The clients are the legitimate owners of the securities lying in their demat account. The broker has no right to create any pledge on those securities other than if there is a situation to meet the client’s own obligation.

Any regulatory Loopholes?

The regulators have emphasized on better communication and education which would be key in avoiding unwarranted fear and pessimism among the investors. The advisors and brokers should focus on educating the client about then operational efficiency and frameworks of the investment vehicles.

The NSE has asked the investors to keep a regular check on the demat statement and balances received from depositors and if they don’t receive regular messages from the exchange they should contact brokers and the exchanges for the details.

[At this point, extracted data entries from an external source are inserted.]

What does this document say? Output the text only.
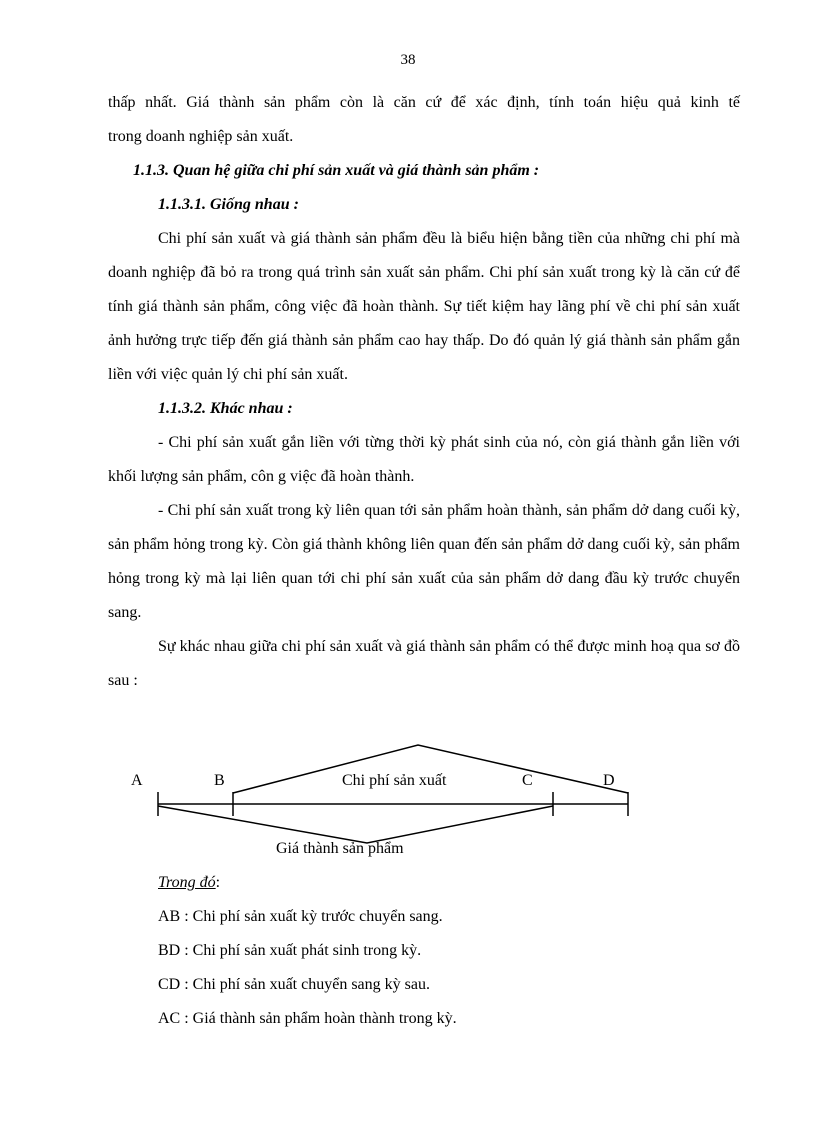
38

thấp nhất. Giá thành sản phẩm còn là căn cứ để xác định, tính toán hiệu quả kinh tế

trong doanh nghiệp sản xuất.

1.1.3. Quan hệ giữa chi phí sản xuất và giá thành sản phẩm :

1.1.3.1. Giống nhau :

Chi phí sản xuất và giá thành sản phẩm đều là biểu hiện bằng tiền của những chi phí mà doanh nghiệp đã bỏ ra trong quá trình sản xuất sản phẩm. Chi phí sản xuất trong kỳ là căn cứ để tính giá thành sản phẩm, công việc đã hoàn thành. Sự tiết kiệm hay lãng phí về chi phí sản xuất ảnh hưởng trực tiếp đến giá thành sản phẩm cao hay thấp. Do đó quản lý giá thành sản phẩm gắn liền với việc quản lý chi phí sản xuất.

1.1.3.2. Khác nhau :

- Chi phí sản xuất gắn liền với từng thời kỳ phát sinh của nó, còn giá thành gắn liền với khối lượng sản phẩm, côn g việc đã hoàn thành.

- Chi phí sản xuất trong kỳ liên quan tới sản phẩm hoàn thành, sản phẩm dở dang cuối kỳ, sản phẩm hỏng trong kỳ. Còn giá thành không liên quan đến sản phẩm dở dang cuối kỳ, sản phẩm hỏng trong kỳ mà lại liên quan tới chi phí sản xuất của sản phẩm dở dang đầu kỳ trước chuyển sang.

Sự khác nhau giữa chi phí sản xuất và giá thành sản phẩm có thể được minh hoạ qua sơ đồ sau :

A	B	C	D
Chi phí sản xuất
Giá thành sản phẩm

Trong đó:

AB : Chi phí sản xuất kỳ trước chuyển sang.

BD : Chi phí sản xuất phát sinh trong kỳ.

CD : Chi phí sản xuất chuyển sang kỳ sau.

AC : Giá thành sản phẩm hoàn thành trong kỳ.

Whenever the investor come across any discrepancy in their account or statements then they should immediately contact their brokers and if they are not satisfied with the response, then they should contact the exchanges or complain with the regulator i.e. SEBI via its SCORES platform specially designated towards addressing investor grievances.

Through a circular SEBI has said: “With effect from September 1, 2019, clients’ securities lying with trading members/clearing members… cannot be pledged to banks/NBFCs for raising funds even with authorization by client.” Also, clients’ securities already pledged shall be unpledged by August 31, 2019, and returned to the clients after fulfilment of pay-in obligation.

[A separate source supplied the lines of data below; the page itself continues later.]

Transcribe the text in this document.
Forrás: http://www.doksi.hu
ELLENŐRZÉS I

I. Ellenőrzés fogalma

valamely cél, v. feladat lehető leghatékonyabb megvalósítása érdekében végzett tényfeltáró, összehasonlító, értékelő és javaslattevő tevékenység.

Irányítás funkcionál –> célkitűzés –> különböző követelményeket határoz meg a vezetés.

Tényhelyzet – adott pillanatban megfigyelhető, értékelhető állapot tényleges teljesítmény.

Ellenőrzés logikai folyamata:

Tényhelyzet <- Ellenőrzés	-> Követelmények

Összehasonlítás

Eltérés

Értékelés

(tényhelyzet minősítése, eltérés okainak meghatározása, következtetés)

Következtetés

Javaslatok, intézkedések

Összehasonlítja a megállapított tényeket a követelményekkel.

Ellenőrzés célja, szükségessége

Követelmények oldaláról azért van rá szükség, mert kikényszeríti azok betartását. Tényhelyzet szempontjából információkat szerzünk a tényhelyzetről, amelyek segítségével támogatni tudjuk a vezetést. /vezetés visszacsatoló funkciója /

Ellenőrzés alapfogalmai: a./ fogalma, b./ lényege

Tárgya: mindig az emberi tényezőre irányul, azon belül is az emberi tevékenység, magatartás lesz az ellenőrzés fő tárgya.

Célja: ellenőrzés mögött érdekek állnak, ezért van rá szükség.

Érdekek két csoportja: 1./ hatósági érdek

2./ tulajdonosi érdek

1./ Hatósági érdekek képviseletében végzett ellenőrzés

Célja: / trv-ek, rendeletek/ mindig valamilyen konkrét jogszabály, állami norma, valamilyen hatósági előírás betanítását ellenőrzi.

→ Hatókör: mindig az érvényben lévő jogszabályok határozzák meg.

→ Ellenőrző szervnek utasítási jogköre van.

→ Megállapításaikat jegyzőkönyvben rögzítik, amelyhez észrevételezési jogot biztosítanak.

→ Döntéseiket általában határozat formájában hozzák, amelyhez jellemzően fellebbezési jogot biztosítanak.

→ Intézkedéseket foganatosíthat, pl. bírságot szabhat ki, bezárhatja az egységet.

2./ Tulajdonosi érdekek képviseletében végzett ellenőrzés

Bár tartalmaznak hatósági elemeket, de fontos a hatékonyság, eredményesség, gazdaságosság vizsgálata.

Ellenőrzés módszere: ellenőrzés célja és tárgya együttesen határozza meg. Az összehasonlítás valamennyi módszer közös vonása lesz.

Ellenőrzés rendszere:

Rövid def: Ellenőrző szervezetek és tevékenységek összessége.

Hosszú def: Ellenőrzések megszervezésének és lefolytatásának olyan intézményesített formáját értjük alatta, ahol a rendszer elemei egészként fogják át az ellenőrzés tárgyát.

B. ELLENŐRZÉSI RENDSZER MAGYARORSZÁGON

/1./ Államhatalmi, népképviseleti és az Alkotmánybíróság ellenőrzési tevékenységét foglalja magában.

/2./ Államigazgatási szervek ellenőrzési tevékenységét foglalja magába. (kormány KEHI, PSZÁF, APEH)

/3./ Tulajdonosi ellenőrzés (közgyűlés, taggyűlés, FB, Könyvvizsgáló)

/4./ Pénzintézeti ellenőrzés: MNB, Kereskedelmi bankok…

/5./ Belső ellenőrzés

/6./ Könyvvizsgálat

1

The circular mentioned that if there is payment default by the client then the broker can hold the securities for up to five days only after that they can sell the security. Now it is no longer possible to pledge client’s share except with the Clearing Corporation of India.

Will Investors Lose Money?

Not only clients of Karvy but other investors are also shocked with this incident and are curious as to are their investments safe with their brokers and what they can do to safeguards the same. After these irregularities came to light SEBI has suspended operations of Karvy Stock Broking, their customers will not be able to do any activity with their demat account, they are advised to open demat account with another broker of their choice and transfer their shares from the Karvy demat account.

Even though Karvy has misused securities of thousand of its investors, industry is of the opinion that there will not be any default as the value of the securities pledged is more than the money taken out by the broker. However, the funds available with Karvy are insufficient and investors may get their money through NSDL insurance or from the Investment Protection Fund which is set up to guard the investors against default by the brokers. The shares and securities have been credited of most of their affected clients and if any discrepancy is seen in their demat holding has been asked to lodge a complaint against Karvy using the SEBI’s scores platform.

Conclusion?

The amount of money misappropriated stands at Rs 2800 crores which has been pledged with banks and NBFC’s. According to the documents available the banks with exposure to Karvy are ICICI Bank (875 crore), HDFC Bank (195 crore), IndusInd Bank (105 crore) and Aditya Birla Finance (100 crore). Banks have requested that they should be given ownership of the shares by invoking pledges, but in that case the investors would be on the losing side, thus SEBI is unlikely to consider this request. Seeing SEBI’s stance, the banks are looking for other options like appealing to the SAT so that their rights are protected.

SEBI has refused any interim relief to Karvy and has imposed restriction in opening new accounts and operating old ones and it is still to be seen what actions will be taken against Karvy considering it’s a case of grave misappropriation of power of attorney. After this case, there is a consensus among the industry experts that mutual funds are much safer options as they have no such issues.